Verführung der Finsternis: Roman (German Edition)
Sie riefen ihn und flehten um Erlösung, doch er ignorierte ihre Bitten. Sie würden auf ihre Belohnung warten müssen. Noch war nicht die Zeit gekommen.
Stattdessen streckte er seine geistigen Fühler immer weiter nach außen aus, versuchte, eine telepathische Verbindung herzustellen, und trieb sich über die Grenze seiner Belastbarkeit hinaus. Aber seine Anstrengungen waren belohnt worden. Er hatte es geschafft. Hatte eine antwortende Berührung seines Geistes und die magische Verbindung zwischen Herrn und Sklave gespürt. Gut, sie war sehr angespannt gewesen und hatte fast nicht funktioniert – doch sie war noch intakt.
Nun würde er sich ausruhen, sich erholen. Und wenn er das nächste Mal versuchte, Kontakt zu dem Domnuathi aufzunehmen, würde er die Verbindung zwischen ihnen wiederherstellen, seine eigene Überlegenheit verstärken und die Kontrolle über Lazarus zurückgewinnen.
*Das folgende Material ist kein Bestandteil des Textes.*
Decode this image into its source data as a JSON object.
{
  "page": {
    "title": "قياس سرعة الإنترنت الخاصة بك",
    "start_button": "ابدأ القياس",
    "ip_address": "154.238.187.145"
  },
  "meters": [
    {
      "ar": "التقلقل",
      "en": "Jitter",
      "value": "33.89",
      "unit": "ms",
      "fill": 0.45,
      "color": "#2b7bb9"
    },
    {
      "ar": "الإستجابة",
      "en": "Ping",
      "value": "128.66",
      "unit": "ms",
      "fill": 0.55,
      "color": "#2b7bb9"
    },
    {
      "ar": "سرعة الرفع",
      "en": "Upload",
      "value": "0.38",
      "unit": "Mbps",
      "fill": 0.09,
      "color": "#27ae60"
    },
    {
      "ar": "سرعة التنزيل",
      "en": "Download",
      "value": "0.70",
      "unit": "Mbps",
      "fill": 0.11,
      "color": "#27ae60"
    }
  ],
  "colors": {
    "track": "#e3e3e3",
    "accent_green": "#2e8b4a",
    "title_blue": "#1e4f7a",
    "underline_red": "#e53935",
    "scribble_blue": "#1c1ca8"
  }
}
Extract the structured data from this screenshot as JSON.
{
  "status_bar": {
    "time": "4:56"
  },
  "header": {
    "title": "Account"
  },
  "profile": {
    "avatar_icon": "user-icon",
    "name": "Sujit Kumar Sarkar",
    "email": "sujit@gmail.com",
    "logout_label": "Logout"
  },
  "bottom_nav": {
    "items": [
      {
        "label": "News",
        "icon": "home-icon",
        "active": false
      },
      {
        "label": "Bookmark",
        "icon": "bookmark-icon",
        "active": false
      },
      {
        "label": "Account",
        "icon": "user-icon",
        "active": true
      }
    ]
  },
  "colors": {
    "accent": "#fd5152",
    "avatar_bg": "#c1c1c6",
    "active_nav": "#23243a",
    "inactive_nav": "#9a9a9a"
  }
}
»Du hast mich fast zu Tode erschreckt!«
Daighs Augen brannten in seinem gehetzten, gequälten Gesicht, als er sich zu Sabrina vorbeugte und die Arme über die Rücklehne ihrer Bank legte. »Ich wollte keine Szene riskieren.«
»Mich zu packen und mir den Mund zuzuhalten sollte mich beruhigen?«, versetzte sie, während sie versuchte, das Bild von ihm zu verdrängen, wie er in ihrem Traum gewesen war. Das schalkhafte Lächeln, den Kuss, die Wärme seines Körpers unter ihrer Hand … Sie massierte sich die Schläfen. Warum widerfuhr ihr das?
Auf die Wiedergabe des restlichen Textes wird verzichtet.